While the above mechanism has been present since for some time now, having jumbo50.jar in CVS made the situation a bit trickier: the jumbo50.jar uses the 49.0 class format used in Java 1.5, and cannot be processed by Java 1.4 systems. Since the classpath used when compiling CDK source code, is defined in configuration files for those modules in src/META-INF, the problem did not occur when compiling the modules. However, it did show an error in the reallyRunDoclet target today, when I was creating the *.javafiles with JavaDoc. The solution was trivial:

<target name="reallyRunDoclet" id="reallyRunDoclet"
  depends="compileDoclet" unless="dotjavafiles.uptodate">
  <javadoc private="true"  maxmemory="128m">
    <classpath>
      <fileset dir="${lib}">
        <include name="*.jar" />
        <!-- some jars require some Java version -->
        <exclude name="jumbo50.jar" unless="isJava15"/>
      </fileset>
      <fileset dir="${lib}/libio">
        <include name="*.jar" />
      </fileset>
      <fileset dir="${devellib}">
        <include name="*.jar" />
      </fileset>
    </classpath>

    <doclet name="net.sf.cdk.tools.MakeJavaFilesFilesDoclet"
      path="${doc}/javadoc"/>

    <packageset dir="${src}">
      <include name="org/openscience/cdk/**"/>
    </packageset>

</javadoc>

cdk.applications.FileConvertor

There is another area of interest: the FileConvertor, which is, sort of, CDK’s OpenBabel’s babel variant. The FileConvertor must be compiled in all cases, so we need to conditionally instantiate the CMLWriter, which is not really a problem. However, compiling the source code is more troublesome: the CMLWriter class must be loaded on runtime, and not occur hardcoded in the source code.

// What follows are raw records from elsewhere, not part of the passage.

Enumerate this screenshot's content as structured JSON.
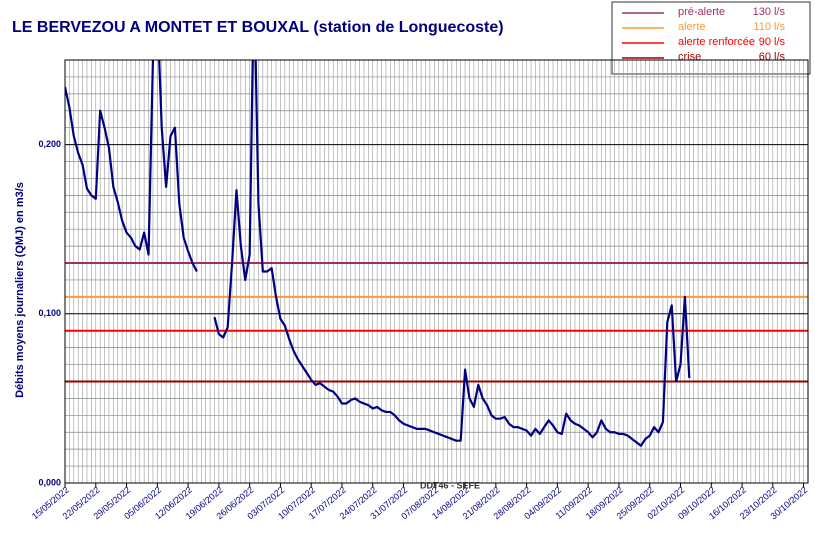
{
  "chart_data": {
    "type": "line",
    "title": "LE BERVEZOU A MONTET ET BOUXAL (station de Longuecoste)",
    "y_label": "Débits moyens journaliers (QMJ) en m3/s",
    "footer": "DDT46 - SEFE",
    "x": [
      "15/05/2022",
      "16/05/2022",
      "17/05/2022",
      "18/05/2022",
      "19/05/2022",
      "20/05/2022",
      "21/05/2022",
      "22/05/2022",
      "23/05/2022",
      "24/05/2022",
      "25/05/2022",
      "26/05/2022",
      "27/05/2022",
      "28/05/2022",
      "29/05/2022",
      "30/05/2022",
      "31/05/2022",
      "01/06/2022",
      "02/06/2022",
      "03/06/2022",
      "04/06/2022",
      "05/06/2022",
      "06/06/2022",
      "07/06/2022",
      "08/06/2022",
      "09/06/2022",
      "10/06/2022",
      "11/06/2022",
      "12/06/2022",
      "13/06/2022",
      "14/06/2022",
      "15/06/2022",
      "16/06/2022",
      "17/06/2022",
      "18/06/2022",
      "19/06/2022",
      "20/06/2022",
      "21/06/2022",
      "22/06/2022",
      "23/06/2022",
      "24/06/2022",
      "25/06/2022",
      "26/06/2022",
      "27/06/2022",
      "28/06/2022",
      "29/06/2022",
      "30/06/2022",
      "01/07/2022",
      "02/07/2022",
      "03/07/2022",
      "04/07/2022",
      "05/07/2022",
      "06/07/2022",
      "07/07/2022",
      "08/07/2022",
      "09/07/2022",
      "10/07/2022",
      "11/07/2022",
      "12/07/2022",
      "13/07/2022",
      "14/07/2022",
      "15/07/2022",
      "16/07/2022",
      "17/07/2022",
      "18/07/2022",
      "19/07/2022",
      "20/07/2022",
      "21/07/2022",
      "22/07/2022",
      "23/07/2022",
      "24/07/2022",
      "25/07/2022",
      "26/07/2022",
      "27/07/2022",
      "28/07/2022",
      "29/07/2022",
      "30/07/2022",
      "31/07/2022",
      "01/08/2022",
      "02/08/2022",
      "03/08/2022",
      "04/08/2022",
      "05/08/2022",
      "06/08/2022",
      "07/08/2022",
      "08/08/2022",
      "09/08/2022",
      "10/08/2022",
      "11/08/2022",
      "12/08/2022",
      "13/08/2022",
      "14/08/2022",
      "15/08/2022",
      "16/08/2022",
      "17/08/2022",
      "18/08/2022",
      "19/08/2022",
      "20/08/2022",
      "21/08/2022",
      "22/08/2022",
      "23/08/2022",
      "24/08/2022",
      "25/08/2022",
      "26/08/2022",
      "27/08/2022",
      "28/08/2022",
      "29/08/2022",
      "30/08/2022",
      "31/08/2022",
      "01/09/2022",
      "02/09/2022",
      "03/09/2022",
      "04/09/2022",
      "05/09/2022",
      "06/09/2022",
      "07/09/2022",
      "08/09/2022",
      "09/09/2022",
      "10/09/2022",
      "11/09/2022",
      "12/09/2022",
      "13/09/2022",
      "14/09/2022",
      "15/09/2022",
      "16/09/2022",
      "17/09/2022",
      "18/09/2022",
      "19/09/2022",
      "20/09/2022",
      "21/09/2022",
      "22/09/2022",
      "23/09/2022",
      "24/09/2022",
      "25/09/2022",
      "26/09/2022",
      "27/09/2022",
      "28/09/2022",
      "29/09/2022",
      "30/09/2022",
      "01/10/2022",
      "02/10/2022",
      "03/10/2022",
      "04/10/2022"
    ],
    "series": [
      {
        "color": "#000080",
        "values": [
          0.234,
          0.222,
          0.205,
          0.195,
          0.188,
          0.174,
          0.17,
          0.168,
          0.22,
          0.21,
          0.198,
          0.175,
          0.166,
          0.155,
          0.148,
          0.145,
          0.14,
          0.138,
          0.148,
          0.135,
          0.25,
          0.28,
          0.21,
          0.175,
          0.205,
          0.21,
          0.165,
          0.145,
          0.137,
          0.13,
          0.125,
          null,
          null,
          null,
          0.098,
          0.088,
          0.086,
          0.092,
          0.13,
          0.173,
          0.14,
          0.12,
          0.135,
          0.3,
          0.165,
          0.125,
          0.125,
          0.127,
          0.11,
          0.097,
          0.093,
          0.085,
          0.078,
          0.073,
          0.069,
          0.065,
          0.061,
          0.058,
          0.059,
          0.057,
          0.055,
          0.054,
          0.051,
          0.047,
          0.047,
          0.049,
          0.05,
          0.048,
          0.047,
          0.046,
          0.044,
          0.045,
          0.043,
          0.042,
          0.042,
          0.04,
          0.037,
          0.035,
          0.034,
          0.033,
          0.032,
          0.032,
          0.032,
          0.031,
          0.03,
          0.029,
          0.028,
          0.027,
          0.026,
          0.025,
          0.025,
          0.067,
          0.05,
          0.045,
          0.058,
          0.05,
          0.046,
          0.04,
          0.038,
          0.038,
          0.039,
          0.035,
          0.033,
          0.033,
          0.032,
          0.031,
          0.028,
          0.032,
          0.029,
          0.033,
          0.037,
          0.034,
          0.03,
          0.029,
          0.041,
          0.037,
          0.035,
          0.034,
          0.032,
          0.03,
          0.027,
          0.03,
          0.037,
          0.032,
          0.03,
          0.03,
          0.029,
          0.029,
          0.028,
          0.026,
          0.024,
          0.022,
          0.026,
          0.028,
          0.033,
          0.03,
          0.036,
          0.095,
          0.105,
          0.06,
          0.07,
          0.11,
          0.062
        ]
      }
    ],
    "thresholds": [
      {
        "name": "pré-alerte",
        "label": "130 l/s",
        "value": 0.13,
        "color": "#993366"
      },
      {
        "name": "alerte",
        "label": "110 l/s",
        "value": 0.11,
        "color": "#ff9933"
      },
      {
        "name": "alerte renforcée",
        "label": "90 l/s",
        "value": 0.09,
        "color": "#ff0000"
      },
      {
        "name": "crise",
        "label": "60 l/s",
        "value": 0.06,
        "color": "#990000"
      }
    ],
    "xlim": [
      "15/05/2022",
      "31/10/2022"
    ],
    "xticks": [
      "15/05/2022",
      "22/05/2022",
      "29/05/2022",
      "05/06/2022",
      "12/06/2022",
      "19/06/2022",
      "26/06/2022",
      "03/07/2022",
      "10/07/2022",
      "17/07/2022",
      "24/07/2022",
      "31/07/2022",
      "07/08/2022",
      "14/08/2022",
      "21/08/2022",
      "28/08/2022",
      "04/09/2022",
      "11/09/2022",
      "18/09/2022",
      "25/09/2022",
      "02/10/2022",
      "09/10/2022",
      "16/10/2022",
      "23/10/2022",
      "30/10/2022"
    ],
    "ylim": [
      0,
      0.25
    ],
    "yticks": [
      {
        "value": 0,
        "label": "0,000"
      },
      {
        "value": 0.1,
        "label": "0,100"
      },
      {
        "value": 0.2,
        "label": "0,200"
      }
    ],
    "y_minor_ticks": [
      0.01,
      0.02,
      0.03,
      0.04,
      0.05,
      0.06,
      0.07,
      0.08,
      0.09,
      0.11,
      0.12,
      0.13,
      0.14,
      0.15,
      0.16,
      0.17,
      0.18,
      0.19,
      0.21,
      0.22,
      0.23,
      0.24,
      0.25
    ],
    "grid": true
  }
}
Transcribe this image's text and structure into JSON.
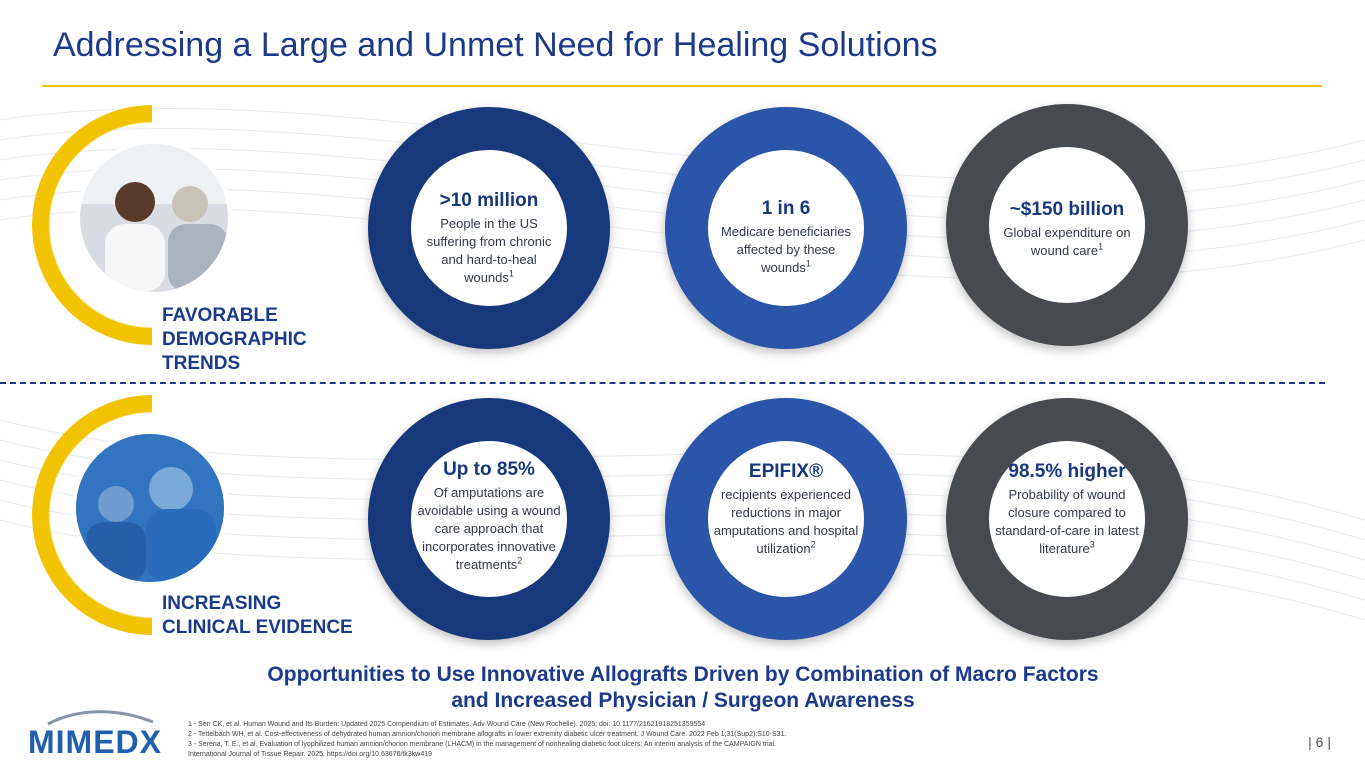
{
  "slide": {
    "title": "Addressing a Large and Unmet Need for Healing Solutions",
    "page_number": "| 6 |"
  },
  "colors": {
    "title_blue": "#1b3a8a",
    "accent_yellow": "#f2c300",
    "ring_dark_blue": "#17397c",
    "ring_mid_blue": "#2a55a8",
    "ring_gray": "#474a4e"
  },
  "sections": [
    {
      "label_line1": "FAVORABLE",
      "label_line2": "DEMOGRAPHIC",
      "label_line3": "TRENDS",
      "photo": "doctor-patient-photo"
    },
    {
      "label_line1": "INCREASING",
      "label_line2": "CLINICAL EVIDENCE",
      "photo": "surgeons-photo"
    }
  ],
  "stats_top": [
    {
      "headline": ">10 million",
      "body": "People in the US suffering from chronic and hard-to-heal wounds",
      "sup": "1",
      "color": "dark-blue"
    },
    {
      "headline": "1 in 6",
      "body": "Medicare beneficiaries affected by these wounds",
      "sup": "1",
      "color": "mid-blue"
    },
    {
      "headline": "~$150 billion",
      "body": "Global expenditure on wound care",
      "sup": "1",
      "color": "gray"
    }
  ],
  "stats_bottom": [
    {
      "headline": "Up to 85%",
      "body": "Of amputations are avoidable using a wound care approach that incorporates innovative treatments",
      "sup": "2",
      "color": "dark-blue"
    },
    {
      "headline": "EPIFIX®",
      "body": "recipients experienced reductions in major amputations and hospital utilization",
      "sup": "2",
      "color": "mid-blue"
    },
    {
      "headline": "98.5% higher",
      "body": "Probability of wound closure compared to standard-of-care in latest literature",
      "sup": "3",
      "color": "gray"
    }
  ],
  "tagline": {
    "line1": "Opportunities to Use Innovative Allografts Driven by Combination of Macro Factors",
    "line2": "and Increased Physician / Surgeon Awareness"
  },
  "footnotes": [
    "1 - Sen CK, et al. Human Wound and Its Burden: Updated 2025 Compendium of Estimates. Adv Wound Care (New Rochelle). 2025; doi: 10.1177/21621918251359554",
    "2 - Tettelbach WH, et al. Cost-effectiveness of dehydrated human amnion/chorion membrane allografts in lower extremity diabetic ulcer treatment. J Wound Care. 2022 Feb 1;31(Sup2):S10-S31.",
    "3 - Serena, T. E., et al. Evaluation of lyophilized human amnion/chorion membrane (LHACM) in the management of nonhealing diabetic foot ulcers: An interim analysis of the CAMPAIGN trial.",
    "International Journal of Tissue Repair. 2025. https://doi.org/10.63676/tk3kw419"
  ],
  "logo": {
    "text": "MIMEDX"
  }
}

In the past I have solved this by using .getInstance() constructs, but the ChemObjectWriter interface does not define this functionality, so I decided to use the java.lang.reflect mechanism:

} else if (format.equalsIgnoreCase("CML")) {
  Class cmlWriterClass = this.getClass().getClassLoader().
    loadClass("org.opscience.cdk.io.CMLWriter");
  if (cmlWriterClass != null) {
    writer = (ChemObjectWriter)cmlWriterClass.newInstance();
  }
  Constructor constructor = writer.getClass().getConstructor(new Class[]{Writer.class});
  writer = (ChemObjectWriter)constructor.newInstance(new Object[]{fileWriter});
} else {

Now, this has been, by far, the longest blog item I have written so far. I hope it gave you good insight in some techniques CDK uses to deal with situations where functionality might, or might not, be present at build and at run time.